Located on Ohio State’s west campus at 2121 Kenny Road, the proton therapy center offers comprehensive radiation oncology treatment options for both adult and pediatric patients at a single location.
“This is a significant day, especially for our patients and their families,” said Timothy Cripe, MD, PhD, chief of the Division of Hematology, Oncology and Bone Marrow Transplantation at Nationwide Children’s. “Having this resource right here in Columbus makes vital treatment more accessible for those who need it and allows families to stay here in Columbus throughout their entire treatment.

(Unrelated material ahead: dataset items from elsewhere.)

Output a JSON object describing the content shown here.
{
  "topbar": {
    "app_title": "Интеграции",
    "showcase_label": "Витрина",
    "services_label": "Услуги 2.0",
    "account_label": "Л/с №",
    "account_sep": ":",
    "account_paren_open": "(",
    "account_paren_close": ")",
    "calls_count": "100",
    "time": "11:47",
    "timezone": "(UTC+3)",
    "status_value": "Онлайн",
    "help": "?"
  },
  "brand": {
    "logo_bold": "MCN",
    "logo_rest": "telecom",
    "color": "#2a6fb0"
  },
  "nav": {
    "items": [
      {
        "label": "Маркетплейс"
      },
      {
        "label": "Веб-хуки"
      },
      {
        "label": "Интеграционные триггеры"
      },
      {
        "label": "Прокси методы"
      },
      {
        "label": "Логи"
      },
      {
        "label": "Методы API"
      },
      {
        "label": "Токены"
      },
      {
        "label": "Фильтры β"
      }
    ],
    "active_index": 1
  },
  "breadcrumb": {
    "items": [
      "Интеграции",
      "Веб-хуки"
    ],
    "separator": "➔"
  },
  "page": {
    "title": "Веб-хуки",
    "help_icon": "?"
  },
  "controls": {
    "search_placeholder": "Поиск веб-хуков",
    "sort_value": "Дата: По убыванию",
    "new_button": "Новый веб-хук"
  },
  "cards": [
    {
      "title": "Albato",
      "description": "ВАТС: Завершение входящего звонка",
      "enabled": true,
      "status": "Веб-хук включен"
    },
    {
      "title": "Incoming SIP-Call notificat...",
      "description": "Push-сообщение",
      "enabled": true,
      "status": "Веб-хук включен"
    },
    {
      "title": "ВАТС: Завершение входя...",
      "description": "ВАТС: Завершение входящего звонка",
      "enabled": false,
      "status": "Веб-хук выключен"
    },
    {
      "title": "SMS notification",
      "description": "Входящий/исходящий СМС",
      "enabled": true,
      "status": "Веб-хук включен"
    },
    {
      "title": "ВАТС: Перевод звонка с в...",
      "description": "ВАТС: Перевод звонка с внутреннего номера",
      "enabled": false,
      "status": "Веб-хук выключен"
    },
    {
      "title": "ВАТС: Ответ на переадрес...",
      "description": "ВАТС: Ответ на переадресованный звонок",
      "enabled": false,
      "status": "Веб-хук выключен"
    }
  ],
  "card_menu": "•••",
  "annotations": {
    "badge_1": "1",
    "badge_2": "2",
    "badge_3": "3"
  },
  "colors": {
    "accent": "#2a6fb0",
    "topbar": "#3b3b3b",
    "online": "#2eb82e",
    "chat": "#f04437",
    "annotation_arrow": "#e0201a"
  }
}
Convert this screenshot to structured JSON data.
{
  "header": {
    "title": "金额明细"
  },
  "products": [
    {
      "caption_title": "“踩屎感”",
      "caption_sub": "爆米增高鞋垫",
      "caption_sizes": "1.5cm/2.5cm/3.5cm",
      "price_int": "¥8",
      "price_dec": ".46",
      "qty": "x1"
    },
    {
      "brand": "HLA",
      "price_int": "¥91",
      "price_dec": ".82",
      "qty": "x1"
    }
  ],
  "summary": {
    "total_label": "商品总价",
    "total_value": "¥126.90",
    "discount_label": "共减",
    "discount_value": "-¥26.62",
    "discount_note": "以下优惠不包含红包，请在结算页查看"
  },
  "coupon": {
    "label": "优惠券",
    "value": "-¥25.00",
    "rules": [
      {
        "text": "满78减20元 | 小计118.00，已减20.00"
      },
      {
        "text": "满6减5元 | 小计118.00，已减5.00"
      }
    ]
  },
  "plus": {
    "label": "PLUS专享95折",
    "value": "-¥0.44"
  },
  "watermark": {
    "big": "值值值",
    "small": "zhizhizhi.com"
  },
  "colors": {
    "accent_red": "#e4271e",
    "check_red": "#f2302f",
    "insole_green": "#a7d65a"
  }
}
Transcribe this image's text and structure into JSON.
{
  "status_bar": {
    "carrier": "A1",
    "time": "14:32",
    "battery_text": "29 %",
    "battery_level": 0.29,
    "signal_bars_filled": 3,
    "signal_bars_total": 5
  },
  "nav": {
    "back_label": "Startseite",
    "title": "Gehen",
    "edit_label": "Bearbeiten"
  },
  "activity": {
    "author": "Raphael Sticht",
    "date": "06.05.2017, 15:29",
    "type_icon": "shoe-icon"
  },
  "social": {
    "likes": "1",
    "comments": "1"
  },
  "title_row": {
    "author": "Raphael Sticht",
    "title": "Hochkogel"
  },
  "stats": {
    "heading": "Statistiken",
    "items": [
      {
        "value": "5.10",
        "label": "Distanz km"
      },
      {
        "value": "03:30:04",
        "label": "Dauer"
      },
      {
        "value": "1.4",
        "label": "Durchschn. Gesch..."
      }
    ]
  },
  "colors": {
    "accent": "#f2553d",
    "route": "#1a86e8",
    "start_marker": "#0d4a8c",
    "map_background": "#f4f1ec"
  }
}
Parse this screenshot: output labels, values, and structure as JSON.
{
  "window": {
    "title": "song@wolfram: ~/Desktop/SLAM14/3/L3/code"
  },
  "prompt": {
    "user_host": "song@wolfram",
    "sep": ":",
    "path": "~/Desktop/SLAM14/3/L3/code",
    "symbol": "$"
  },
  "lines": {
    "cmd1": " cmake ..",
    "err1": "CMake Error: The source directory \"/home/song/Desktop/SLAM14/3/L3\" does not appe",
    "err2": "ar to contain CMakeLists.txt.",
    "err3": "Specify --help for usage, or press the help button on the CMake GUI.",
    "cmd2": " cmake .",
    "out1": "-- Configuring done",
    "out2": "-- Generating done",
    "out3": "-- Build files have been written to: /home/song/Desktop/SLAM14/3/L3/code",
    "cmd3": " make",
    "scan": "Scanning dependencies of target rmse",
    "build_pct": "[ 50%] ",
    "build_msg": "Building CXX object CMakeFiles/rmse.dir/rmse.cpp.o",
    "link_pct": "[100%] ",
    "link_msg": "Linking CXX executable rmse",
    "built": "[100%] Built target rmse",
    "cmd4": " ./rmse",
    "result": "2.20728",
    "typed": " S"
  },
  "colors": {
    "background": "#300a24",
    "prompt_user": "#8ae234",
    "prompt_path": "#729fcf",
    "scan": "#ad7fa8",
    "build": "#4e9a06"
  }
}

With the opening of this facility, it is thrilling to get a glimpse into what is now possible in the realm of cancer treatment for children, and we look forward to continuing our work to improve the quality of life for all our patients.”
What is proton therapy
Proton therapy is an advanced type of radiation treatment that uses protons (positively charged particles) instead of X-rays to destroy cancer cells. It minimizes the damage to surrounding healthy cells, a common side effect of traditional radiation like X-rays. The therapy can be used alone or in combination with other therapies to treat brain cancer, lymphoma, retinoblastomas and sarcomas in children, and several localized cancers including prostate, brain, head and neck, lung, spine and gastrointestinal in adults.
Research potential through ‘FLASH’ proton therapy
Scientists will be able to conduct important research on a high-dose proton therapy known as FLASH that can target treatment to a pinpoint and deliver it in a 10th of a second. Ohio State is one of just a handful of institutions in the world poised to conduct translational research in this form of proton therapy.
Preclinical data suggests this proton therapy could reduce what would normally be 30 days of treatment to a single dose, delivered in less than a second. It is estimated that this form of proton therapy is still five to 10 years from approved use in patients, making the research investigating FLASH protons so important.
“If we can shorten that treatment course from what would have been six to eight weeks to a single day, care becomes far more accessible, especially for underserved populations,” said Chakravarti. “Bringing this important technology to central Ohio demonstrates our institution’s commitment to creating a cancer-free world.”
Proton therapy is considered a game-changer in pediatric cancer care, adds Cripe, who treats children with cancer at Nationwide Children’s. The size and physiology of pediatric patients can make traditional radiation more difficult to administer without damaging surrounding tissues, which can lead to long-term side effects.
“Proton therapy is a promising cancer treatment for kids and critical for many of our patients,” he said. “Imagine a child’s cancer is eliminated with proton therapy, and they can go to on to live 70 more healthy, normal years without most of the radiation-related long-term side effects of cancer treatment in childhood.”
Building a complex team to deliver complex disease treatment
The proton therapy center is staffed by a team of physicians, medical physicists, engineers, IT specialists, artificial intelligence (AI) and machine-learning experts, radiation biologists and cancer biologists who are committed to achieving the best possible outcomes for patients.
It is equipped with the Varian ProBeam 360 treatment system. This is the first treatment center in the United States specifically built with a dual-capability system that can deliver both conventional proton therapy and research-level FLASH to both adults and children. Varian is testing the FLASH system in pre-clinical models, and FLASH is not yet approved by the U.S. Food and Drug Administration.
“The story of proton therapy is still being written, and we are writing it here in central Ohio,” said Chakravarti.